NYC’s shelter Wi-Fi plan expected to wrap up after school year ends

Students in shelters have struggled to find reliable internet access or cellular coverage for their city-issued iPads.

Homeless students participate in an afterschool reading club.
Homeless students participate in an afterschool reading club. The city’s plan to provide Wi-Fi at all family shelters won’t be completed until the summer. (Chalkbeat file photo)

Days after promising Wi-Fi for all family shelters amid concerns of poor internet access for homeless students, city officials revealed that most shelters won’t be connected until the summer, when the school year will have ended.

The news angered homeless advocates, who had hoped the city would move more quickly. They have long been demanding better connectivity at shelters, and increased their calls last spring when the coronavirus pandemic forced students to conduct most, if not all, of their learning online. 

Officials have still not offered a concrete timeline for this work, but have said they set an “aggressive” goal to bring Wi-Fi by the winter to 27 shelters with the most glaring connectivity issues. That includes 11 shelters managed by the city’s largest operator, Women In Need, or Win, wrote Martha A.Calhoun, the city’s general counsel, in a letter Thursday to the Legal Aid Society. The nonprofit legal group had threatened to sue the city over lack of internet access for homeless students. 

That could, however, leave about 200 remaining family shelters, including domestic violence shelters and planned new sites, waiting to get online until the summer.

City officials said they were expediting the project to get it done as fast as possible. In surveys of buildings that started last week, officials have so far found that most shelters have no cable running to individual apartments or any infrastructure to support cabling. That will require more work to install the Wi-Fi, according to Calhoun. 

“For context, under normal circumstances, a massive build-out like this could easily take over two years to complete,” Calhoun wrote, revealing other details not publicly announced, such as the city’s intention to work with cable companies Altice and Charter Communications. (Late Thursday, a city spokesperson confirmed the details in Calhoun’s letter.)

The city’s potential timeline means families in shelters will “continue to grapple with shoddy internet for weeks and months, impairing access to remote learning,” Susan Horwitz, supervising attorney of Legal Aid’s Education Law Project, wrote in a statement. The Legal Aid Society was prepared to take legal action, she said.

Such a wait could have been avoided if city officials had worked sooner to bring Wi-Fi to these buildings, according to Horwitz.

Brooklyn Borough President Eric Adams, who is running for mayor, questioned why it would take the city so long to implement the plan. He tweeted that it was “a civil rights violation, plain and simple.”

To connect students over the spring and into the fall, the city spent about $400 million to purchase 450,000 iPads with T-Mobile cellular plans so they didn’t need Wi-Fi to operate. 

Since the pandemic hit, many students in shelters have struggled to find reliable internet access or cellular coverage for their city-issued iPads, which connect to the internet through a cellular plan with T-Mobile. Most shelters do not have Wi-Fi, and many shelter operators report that their buildings have poor access to T-Mobile, leaving many families unable to log on. In the past few weeks, technicians visited sites and in some cases found that Verizon would work better, advocates said.
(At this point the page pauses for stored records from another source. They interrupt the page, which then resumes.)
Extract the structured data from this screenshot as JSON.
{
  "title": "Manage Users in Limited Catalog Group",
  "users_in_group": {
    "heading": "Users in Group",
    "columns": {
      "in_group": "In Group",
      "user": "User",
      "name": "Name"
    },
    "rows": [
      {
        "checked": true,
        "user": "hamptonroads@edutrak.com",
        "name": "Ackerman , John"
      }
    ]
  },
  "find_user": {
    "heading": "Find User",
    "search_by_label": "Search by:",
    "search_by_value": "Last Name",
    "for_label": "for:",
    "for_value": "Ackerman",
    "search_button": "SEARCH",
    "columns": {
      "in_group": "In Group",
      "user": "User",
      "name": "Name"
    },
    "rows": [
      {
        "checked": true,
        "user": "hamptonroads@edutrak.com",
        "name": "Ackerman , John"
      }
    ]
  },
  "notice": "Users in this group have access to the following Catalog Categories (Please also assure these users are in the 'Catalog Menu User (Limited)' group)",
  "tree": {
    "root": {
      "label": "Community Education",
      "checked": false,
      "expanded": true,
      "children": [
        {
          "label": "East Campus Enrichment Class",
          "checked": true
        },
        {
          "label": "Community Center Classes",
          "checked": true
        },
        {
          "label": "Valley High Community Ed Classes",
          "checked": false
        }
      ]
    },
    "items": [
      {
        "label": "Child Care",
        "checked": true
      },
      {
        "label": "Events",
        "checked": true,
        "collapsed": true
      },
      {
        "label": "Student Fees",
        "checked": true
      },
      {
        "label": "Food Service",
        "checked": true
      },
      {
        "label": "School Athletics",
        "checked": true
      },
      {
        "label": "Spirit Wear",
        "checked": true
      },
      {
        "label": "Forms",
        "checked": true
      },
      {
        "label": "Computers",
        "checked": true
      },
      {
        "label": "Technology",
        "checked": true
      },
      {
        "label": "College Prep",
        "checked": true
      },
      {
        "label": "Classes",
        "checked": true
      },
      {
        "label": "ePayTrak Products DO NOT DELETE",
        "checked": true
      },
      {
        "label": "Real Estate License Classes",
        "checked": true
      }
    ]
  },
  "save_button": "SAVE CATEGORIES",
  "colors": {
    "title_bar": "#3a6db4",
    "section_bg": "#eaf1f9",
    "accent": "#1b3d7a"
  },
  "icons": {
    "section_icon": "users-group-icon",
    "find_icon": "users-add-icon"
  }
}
To date the city has switched 324 iPads from T-Mobile to Verizon, a city spokesperson said.

Asked about the letter, de Blasio told reporters on Thursday that as the city figures out a timeline, technicians will change service providers on iPads at shelters with connectivity issues within 24 hours of a reported complaint. 

“We do know that in some cases it was simply a matter of changing providers, that some providers have better reach, and we want to be able to make sure that every child has started.” de Blasio said.  

The education department has also created a dedicated IT desk for students in shelter to address connectivity or other technical issues with the iPads, Calhoun said.

Randi Levine, policy director at Advocacy for Children New York, said her organization has been working with homeless families who have been waiting more than a month for technical assistance. 

She said she’s “very hopeful” that families will get quick help and plans to monitor the city’s response.